Friday, January 6, 2012

THE VARIED FATE OF THE LAST BATTERY HEN IN PITY ME, CO. DURHAM

If it was true that when last night before his desk he sat head on veiny forearms, a very young man though ordinarily as capable as most people at that moment as helpless as most people, until Honey called from the other room – the bedroom – it was the third time, Come to bed, without getting an answer for the third time, and again, Come to bed, and he raised his head, roared, NO, then lowered it onto his fist propped elbow on desk, staring at his blank page with an expression that looked like the mask of misery, saying to himself, it’s like being in space so empty you don’t even know whether you’re there, trying to describe what was happening so it would stop happening, this paralysis, to call it a paralysis, because he would know what to think about it and more important, what to feel about it, and she came to the door of the bedroom and moaned, What are you doing?
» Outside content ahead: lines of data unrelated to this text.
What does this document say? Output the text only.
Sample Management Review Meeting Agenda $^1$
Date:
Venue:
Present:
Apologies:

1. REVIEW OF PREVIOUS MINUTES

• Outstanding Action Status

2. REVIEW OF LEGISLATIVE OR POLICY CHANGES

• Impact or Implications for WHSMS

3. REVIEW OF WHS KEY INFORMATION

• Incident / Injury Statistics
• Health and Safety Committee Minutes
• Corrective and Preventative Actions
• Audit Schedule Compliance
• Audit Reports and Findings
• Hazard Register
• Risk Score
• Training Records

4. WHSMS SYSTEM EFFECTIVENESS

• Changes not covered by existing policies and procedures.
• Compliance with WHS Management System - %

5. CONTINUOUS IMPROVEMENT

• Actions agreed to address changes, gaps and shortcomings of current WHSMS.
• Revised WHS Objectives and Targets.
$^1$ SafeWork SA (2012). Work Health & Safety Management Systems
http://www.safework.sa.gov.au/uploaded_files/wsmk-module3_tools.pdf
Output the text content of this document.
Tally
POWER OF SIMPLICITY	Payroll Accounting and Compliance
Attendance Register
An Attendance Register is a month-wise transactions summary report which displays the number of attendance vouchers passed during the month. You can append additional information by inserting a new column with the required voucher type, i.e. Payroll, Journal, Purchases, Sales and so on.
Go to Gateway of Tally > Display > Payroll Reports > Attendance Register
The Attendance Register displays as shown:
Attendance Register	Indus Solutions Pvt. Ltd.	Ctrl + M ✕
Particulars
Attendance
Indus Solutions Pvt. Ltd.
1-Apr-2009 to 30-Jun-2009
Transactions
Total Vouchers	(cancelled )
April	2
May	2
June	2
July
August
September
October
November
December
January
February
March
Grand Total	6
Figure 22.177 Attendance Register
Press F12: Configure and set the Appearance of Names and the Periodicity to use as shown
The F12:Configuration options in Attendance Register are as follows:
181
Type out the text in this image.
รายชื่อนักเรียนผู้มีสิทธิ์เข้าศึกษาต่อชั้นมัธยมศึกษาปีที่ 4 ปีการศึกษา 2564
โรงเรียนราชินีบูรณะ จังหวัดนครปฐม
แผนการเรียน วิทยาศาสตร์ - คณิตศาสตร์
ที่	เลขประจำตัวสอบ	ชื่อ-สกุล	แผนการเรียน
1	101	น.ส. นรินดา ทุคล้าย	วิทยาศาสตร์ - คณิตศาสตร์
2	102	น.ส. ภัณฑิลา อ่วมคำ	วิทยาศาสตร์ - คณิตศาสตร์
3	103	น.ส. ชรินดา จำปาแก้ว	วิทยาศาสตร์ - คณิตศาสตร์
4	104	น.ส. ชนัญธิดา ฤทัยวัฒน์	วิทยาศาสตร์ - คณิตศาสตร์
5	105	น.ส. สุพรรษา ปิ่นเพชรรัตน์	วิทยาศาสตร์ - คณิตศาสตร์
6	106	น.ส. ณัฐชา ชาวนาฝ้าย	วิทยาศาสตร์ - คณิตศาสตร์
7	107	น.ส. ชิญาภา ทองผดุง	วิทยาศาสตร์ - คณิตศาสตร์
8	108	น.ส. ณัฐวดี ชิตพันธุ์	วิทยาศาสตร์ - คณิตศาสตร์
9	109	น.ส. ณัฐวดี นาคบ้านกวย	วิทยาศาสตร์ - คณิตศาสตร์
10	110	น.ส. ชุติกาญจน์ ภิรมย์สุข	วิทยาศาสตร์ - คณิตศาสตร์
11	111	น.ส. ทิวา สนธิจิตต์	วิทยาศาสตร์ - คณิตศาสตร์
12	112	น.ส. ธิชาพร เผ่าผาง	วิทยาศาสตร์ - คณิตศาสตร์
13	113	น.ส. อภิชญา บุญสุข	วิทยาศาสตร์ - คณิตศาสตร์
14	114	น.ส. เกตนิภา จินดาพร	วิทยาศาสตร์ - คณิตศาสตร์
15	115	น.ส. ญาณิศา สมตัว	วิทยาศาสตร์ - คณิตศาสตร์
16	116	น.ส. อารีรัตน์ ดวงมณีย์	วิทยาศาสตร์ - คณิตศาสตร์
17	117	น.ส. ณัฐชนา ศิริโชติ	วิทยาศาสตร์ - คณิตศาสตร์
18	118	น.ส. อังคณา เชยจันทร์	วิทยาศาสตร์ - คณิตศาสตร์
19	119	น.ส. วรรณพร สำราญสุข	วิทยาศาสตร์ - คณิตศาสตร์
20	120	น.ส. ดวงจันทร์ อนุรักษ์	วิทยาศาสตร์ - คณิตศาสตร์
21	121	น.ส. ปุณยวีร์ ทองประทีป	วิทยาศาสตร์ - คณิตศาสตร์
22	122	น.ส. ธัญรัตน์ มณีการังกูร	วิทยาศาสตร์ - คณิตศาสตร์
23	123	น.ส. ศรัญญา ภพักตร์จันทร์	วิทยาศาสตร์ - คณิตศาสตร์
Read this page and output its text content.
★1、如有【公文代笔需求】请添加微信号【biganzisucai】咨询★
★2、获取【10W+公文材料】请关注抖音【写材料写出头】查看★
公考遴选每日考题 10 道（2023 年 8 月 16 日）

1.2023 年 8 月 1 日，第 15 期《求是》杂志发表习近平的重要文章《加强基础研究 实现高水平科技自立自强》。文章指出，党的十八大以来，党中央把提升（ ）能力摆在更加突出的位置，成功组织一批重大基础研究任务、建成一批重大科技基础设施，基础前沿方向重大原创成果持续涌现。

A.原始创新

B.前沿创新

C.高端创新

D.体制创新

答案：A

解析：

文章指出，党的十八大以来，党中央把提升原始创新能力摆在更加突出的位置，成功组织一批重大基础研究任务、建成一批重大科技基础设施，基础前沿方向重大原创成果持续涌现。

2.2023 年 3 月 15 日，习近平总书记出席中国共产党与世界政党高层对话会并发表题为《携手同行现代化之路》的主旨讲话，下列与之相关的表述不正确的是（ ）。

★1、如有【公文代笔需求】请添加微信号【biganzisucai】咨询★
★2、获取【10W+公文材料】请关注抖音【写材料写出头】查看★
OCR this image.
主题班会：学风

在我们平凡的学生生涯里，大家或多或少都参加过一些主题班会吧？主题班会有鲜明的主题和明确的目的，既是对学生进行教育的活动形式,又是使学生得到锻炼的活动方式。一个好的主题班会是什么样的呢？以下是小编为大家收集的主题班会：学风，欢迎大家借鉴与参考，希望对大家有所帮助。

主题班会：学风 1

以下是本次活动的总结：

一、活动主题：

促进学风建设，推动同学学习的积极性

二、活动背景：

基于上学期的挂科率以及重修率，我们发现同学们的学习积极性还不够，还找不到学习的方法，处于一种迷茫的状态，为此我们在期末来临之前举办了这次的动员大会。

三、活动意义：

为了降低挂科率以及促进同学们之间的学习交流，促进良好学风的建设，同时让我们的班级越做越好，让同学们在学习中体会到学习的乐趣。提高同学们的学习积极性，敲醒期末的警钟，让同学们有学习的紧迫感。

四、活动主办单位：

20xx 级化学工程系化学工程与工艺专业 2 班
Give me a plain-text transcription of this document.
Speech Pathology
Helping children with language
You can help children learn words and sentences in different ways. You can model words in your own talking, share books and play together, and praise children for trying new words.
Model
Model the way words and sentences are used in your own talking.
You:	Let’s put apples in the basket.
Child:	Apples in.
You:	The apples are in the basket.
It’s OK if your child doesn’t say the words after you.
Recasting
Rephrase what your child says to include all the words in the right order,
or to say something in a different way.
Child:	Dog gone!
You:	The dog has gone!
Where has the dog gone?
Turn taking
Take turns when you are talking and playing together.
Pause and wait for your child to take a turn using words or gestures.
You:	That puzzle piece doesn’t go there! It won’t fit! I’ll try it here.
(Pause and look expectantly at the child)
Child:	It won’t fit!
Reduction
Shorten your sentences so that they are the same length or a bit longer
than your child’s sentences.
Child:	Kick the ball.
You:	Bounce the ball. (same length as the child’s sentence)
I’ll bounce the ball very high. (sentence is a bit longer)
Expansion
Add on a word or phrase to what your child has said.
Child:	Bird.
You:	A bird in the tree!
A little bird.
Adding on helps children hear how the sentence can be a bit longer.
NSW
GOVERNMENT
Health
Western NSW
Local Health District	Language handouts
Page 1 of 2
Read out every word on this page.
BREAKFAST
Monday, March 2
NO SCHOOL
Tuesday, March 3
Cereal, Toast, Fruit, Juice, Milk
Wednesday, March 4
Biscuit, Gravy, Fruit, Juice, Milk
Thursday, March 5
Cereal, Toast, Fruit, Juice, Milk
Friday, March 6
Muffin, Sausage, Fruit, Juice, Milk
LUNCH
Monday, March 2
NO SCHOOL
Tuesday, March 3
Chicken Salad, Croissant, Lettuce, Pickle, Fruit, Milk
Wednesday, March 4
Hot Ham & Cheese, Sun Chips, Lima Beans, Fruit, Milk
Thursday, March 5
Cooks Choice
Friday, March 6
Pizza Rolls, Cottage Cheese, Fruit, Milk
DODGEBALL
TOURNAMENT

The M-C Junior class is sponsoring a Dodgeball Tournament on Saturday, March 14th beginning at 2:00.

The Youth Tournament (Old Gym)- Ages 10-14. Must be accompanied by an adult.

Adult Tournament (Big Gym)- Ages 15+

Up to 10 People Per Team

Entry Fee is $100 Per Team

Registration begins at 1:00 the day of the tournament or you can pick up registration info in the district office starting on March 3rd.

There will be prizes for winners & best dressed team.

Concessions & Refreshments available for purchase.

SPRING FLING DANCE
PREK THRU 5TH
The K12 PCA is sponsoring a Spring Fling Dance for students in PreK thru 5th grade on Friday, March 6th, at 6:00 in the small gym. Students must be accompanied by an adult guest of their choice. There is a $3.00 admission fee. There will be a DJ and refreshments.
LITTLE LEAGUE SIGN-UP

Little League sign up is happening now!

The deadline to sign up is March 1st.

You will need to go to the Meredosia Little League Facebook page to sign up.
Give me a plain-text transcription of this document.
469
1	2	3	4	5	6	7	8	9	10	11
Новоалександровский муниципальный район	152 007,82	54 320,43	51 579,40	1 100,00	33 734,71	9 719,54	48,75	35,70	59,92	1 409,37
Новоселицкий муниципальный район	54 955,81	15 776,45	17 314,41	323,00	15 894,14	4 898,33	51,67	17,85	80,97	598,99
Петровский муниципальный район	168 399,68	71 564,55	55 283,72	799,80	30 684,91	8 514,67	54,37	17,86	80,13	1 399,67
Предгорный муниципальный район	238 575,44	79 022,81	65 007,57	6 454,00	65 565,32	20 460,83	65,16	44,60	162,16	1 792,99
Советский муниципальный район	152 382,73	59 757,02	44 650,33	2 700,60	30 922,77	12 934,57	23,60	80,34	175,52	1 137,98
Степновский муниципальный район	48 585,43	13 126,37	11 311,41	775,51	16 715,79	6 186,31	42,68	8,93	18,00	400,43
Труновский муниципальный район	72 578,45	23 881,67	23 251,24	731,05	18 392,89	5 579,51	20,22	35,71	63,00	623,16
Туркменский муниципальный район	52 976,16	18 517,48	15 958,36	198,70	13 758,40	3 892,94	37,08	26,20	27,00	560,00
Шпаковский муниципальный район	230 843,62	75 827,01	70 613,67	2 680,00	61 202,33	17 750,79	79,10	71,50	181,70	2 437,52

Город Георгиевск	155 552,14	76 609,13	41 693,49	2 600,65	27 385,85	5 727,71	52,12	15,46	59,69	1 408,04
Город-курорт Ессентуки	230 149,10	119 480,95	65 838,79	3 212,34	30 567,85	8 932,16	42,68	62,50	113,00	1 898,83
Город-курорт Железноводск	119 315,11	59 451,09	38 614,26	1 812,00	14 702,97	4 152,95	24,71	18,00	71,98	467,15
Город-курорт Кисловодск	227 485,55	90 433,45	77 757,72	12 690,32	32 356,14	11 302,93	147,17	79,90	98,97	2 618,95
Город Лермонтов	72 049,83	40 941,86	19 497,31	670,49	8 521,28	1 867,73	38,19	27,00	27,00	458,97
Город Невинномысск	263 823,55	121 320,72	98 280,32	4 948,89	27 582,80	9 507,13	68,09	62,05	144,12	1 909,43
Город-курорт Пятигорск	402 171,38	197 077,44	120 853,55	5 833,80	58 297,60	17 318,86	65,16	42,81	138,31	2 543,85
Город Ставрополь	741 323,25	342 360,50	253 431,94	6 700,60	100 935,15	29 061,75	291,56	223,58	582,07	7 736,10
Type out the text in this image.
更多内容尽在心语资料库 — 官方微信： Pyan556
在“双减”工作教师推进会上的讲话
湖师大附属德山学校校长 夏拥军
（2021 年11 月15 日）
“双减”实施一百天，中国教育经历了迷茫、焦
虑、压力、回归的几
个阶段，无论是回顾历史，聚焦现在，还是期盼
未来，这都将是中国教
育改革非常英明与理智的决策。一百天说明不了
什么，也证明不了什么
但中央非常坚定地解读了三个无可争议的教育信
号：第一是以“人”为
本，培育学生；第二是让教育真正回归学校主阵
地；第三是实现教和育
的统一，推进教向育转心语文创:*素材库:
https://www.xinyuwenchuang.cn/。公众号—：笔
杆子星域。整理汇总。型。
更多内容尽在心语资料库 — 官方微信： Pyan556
In her blue pyjamas and the single long braid of thick brown hair that she slept in coming over her shoulder, falling like a brush between her breasts, sleepy, cranky, eyes half closed and cheeks flushed from the warmth of bed, and he answered, I’m laying an egg, she opened her eyes to a wide fuzzy, unfocused, sleepy, guileless brown, asking, You’re what?

-The Permanent Crisis, Ronald Sukenick

(Because I am too eternally grateful and delighted to be here to bitch n' moan about the minor inconveniences incurred whilst playing football for a living.)